Keywords: International commercial arbitration, historical-legal, UNCITRAL, Arbitration Law, India.
INTRODUCTION
“…whereas a defective legislation not only shatters the hope of legislators but also leads to chaos, miscarriage of justice and injustice to the victims of such law. The Arbitration and Conciliation Act, 1996 is one such defective law….”[1]
- Justice Basu Deo Agarwal
The legislation related to Arbitration in India is contained in the presently implemented ‘Arbitration & Conciliation Act, 1996’, which is based upon the ‘Model Law’ of UNCITRAL adopted in 1985. The intention behind the enactment of 1996 Act was to provide a speedy and efficacious method of disputes resolution between the parties with minimum Court intervention. Since 900 BCE Arbitration has evolved and gradually adopted in response to political, social and economic forces at work both domestically and globally.

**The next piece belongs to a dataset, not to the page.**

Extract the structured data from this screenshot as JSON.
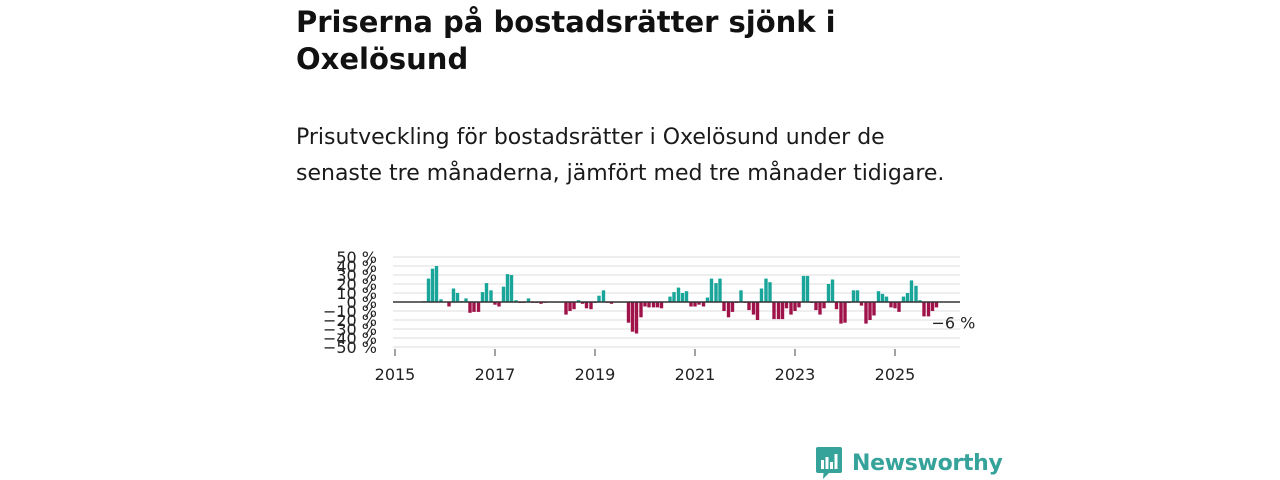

The conceptual philosophy of Arbitration was first witnessed in our nation reportedly during the Vedic period. The most primitive recognised commentary is the ‘Brihadaranyaka Upanishad’ which stated about three principal bodies which collectively formed varying level of Panchayats:
- PUGA, which implies a body of persons belonging to different factions of society but residing in the same locality;
- KULA, which implies a body of persons connected by familial ties;
- SHRENI, that is a body of merchants and craftsmen connected by their profession.[2]
The disputes handled by these Panchayats were decided without being bound by the technicalities of the Law or procedural rules, especially since the adjudicator were members of the same society and had firsthand knowledge of the matters.
[1] Justice Basu Deo Agarwal, Legislative Flaws in Arbitration Law, SCC Online (Aug. 20, 2024), https://www.scconline.com/blog/post/2024/08/20/legislative-flaws-in-arbitration-law/
[2]N. N. Sircar, The Law of Arbitration in British India (Subodh Kumar De 1942).